Broccoli Season
Broccoli in season in Australia. Month-by-month availability by state, peak supply windows, growing regions and varieties.
Is Broccoli in Season in May?
Broccoli is available in Australia year-round, but the southern states peak through winter, July to September. Queensland's subtropical growing regions cover the summer and early autumn gap, while Victoria, NSW and Tasmania carry the heart of the season. Spring is usually the cheapest time to buy. Victoria, the largest producer, hits its high months in August and September.
When is Broccoli Season in Australia?
Broccoli is in season year-round in Australia, with peak supply in winter.

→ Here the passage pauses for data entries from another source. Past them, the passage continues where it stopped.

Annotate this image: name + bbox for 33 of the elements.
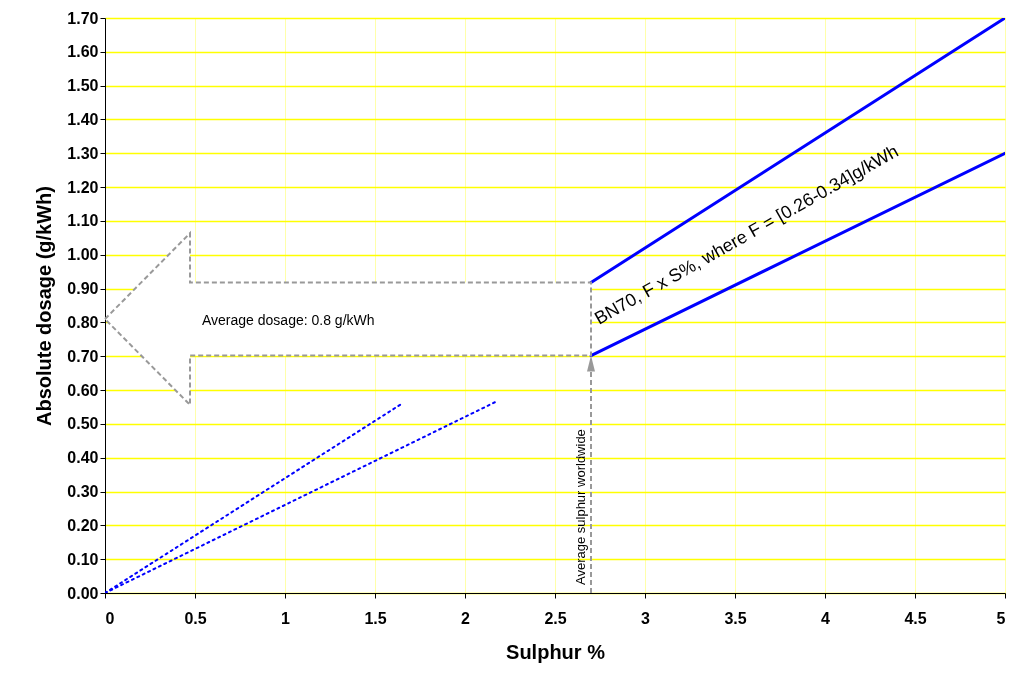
y-tick-label: 0.80 [67, 313, 99, 331]
y-tick-label: 0.00 [67, 584, 99, 602]
y-tick-label: 0.90 [67, 280, 99, 298]
y-tick-label: 0.20 [67, 516, 99, 534]
y-tick-label: 0.60 [67, 381, 99, 399]
x-tick-label: 1.5 [364, 609, 387, 627]
x-tick-label: 5 [996, 609, 1006, 627]
y-tick-label: 1.60 [67, 43, 99, 61]
x-tick-label: 2 [461, 609, 471, 627]
y-tick-label: 1.10 [67, 212, 99, 230]
y-tick-label: 1.00 [67, 246, 99, 264]
x-tick-label: 3.5 [724, 609, 747, 627]
x-tick-label: 4 [821, 609, 831, 627]
y-tick-label: 0.30 [67, 483, 99, 501]
y-tick-label: 0.50 [67, 415, 99, 433]
y-tick-label: 1.30 [67, 144, 99, 162]
y-tick-label: 1.20 [67, 178, 99, 196]
x-tick-label: 0 [105, 609, 115, 627]
x-tick-label: 2.5 [544, 609, 567, 627]
x-tick-label: 1 [281, 609, 291, 627]
y-tick-label: 0.40 [67, 449, 99, 467]
y-tick-label: 1.50 [67, 77, 99, 95]
annotation: Average sulphur worldwide [573, 429, 588, 585]
x-tick-label: 3 [641, 609, 651, 627]
y-tick-label: 0.70 [67, 347, 99, 365]
y-axis-title: Absolute dosage (g/kWh) [33, 186, 56, 426]
x-tick-label: 0.5 [184, 609, 207, 627]
y-tick-label: 1.40 [67, 110, 99, 128]
y-tick-label: 0.10 [67, 550, 99, 568]
x-tick-label: 4.5 [904, 609, 927, 627]
x-axis-title: Sulphur % [506, 640, 606, 663]
y-tick-label: 1.70 [67, 9, 99, 27]
annotation: Average dosage: 0.8 g/kWh [202, 312, 375, 329]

Broccoli is transplanted rather than direct-seeded, taking 9 to 12 weeks from transplant to harvest, with heads hand-cut over a two-to-three-week window. Growers plant fresh seedlings every 7 to 10 days to keep supply continuous. Head quality drops once temperatures push past about 24°C, which is why southern production peaks in winter and Queensland production sits in the cooler months of the subtropical year. F1 hybrid cultivars arrived in the early 1970s and lifted broccoli from a minor crop to a national one. The same brassica family includes broccolini (a broccoli × Chinese kale hybrid), purple sprouting broccoli and Chinese broccoli (gai lan), all with short windows mostly through winter and spring.
Broccoli Availability by Season
Where does Broccoli Come From in Australia?
Victoria leads national production at 46.7% in 2024/25, centred on Gippsland, Robinvale and the Werribee plains. Queensland contributes 27.9% from the Lockyer Valley and Stanthorpe on the Granite Belt, providing counter-season supply. Western Australia accounts for 15.3% around Manjimup and Gingin, with smaller volumes from Tasmania (4.3%), NSW (4.0%, Riverina and Windsor) and South Australia (1.8%, Adelaide Plains). That geographic spread is what keeps Australian fresh broccoli available year-round.
Broccoli Production in Australia
According to Hort Innovation, the Australian broccoli industry produced 78,405 tonnes worth $281 million in 2024/25, up roughly 14% by volume over the previous decade. Around 95% is sold fresh, with the remainder going to frozen mixes, baby food and a small broccoli-powder segment. Fresh imports are zero and exports run at about 3,000 tonnes a year, mostly to Asian markets.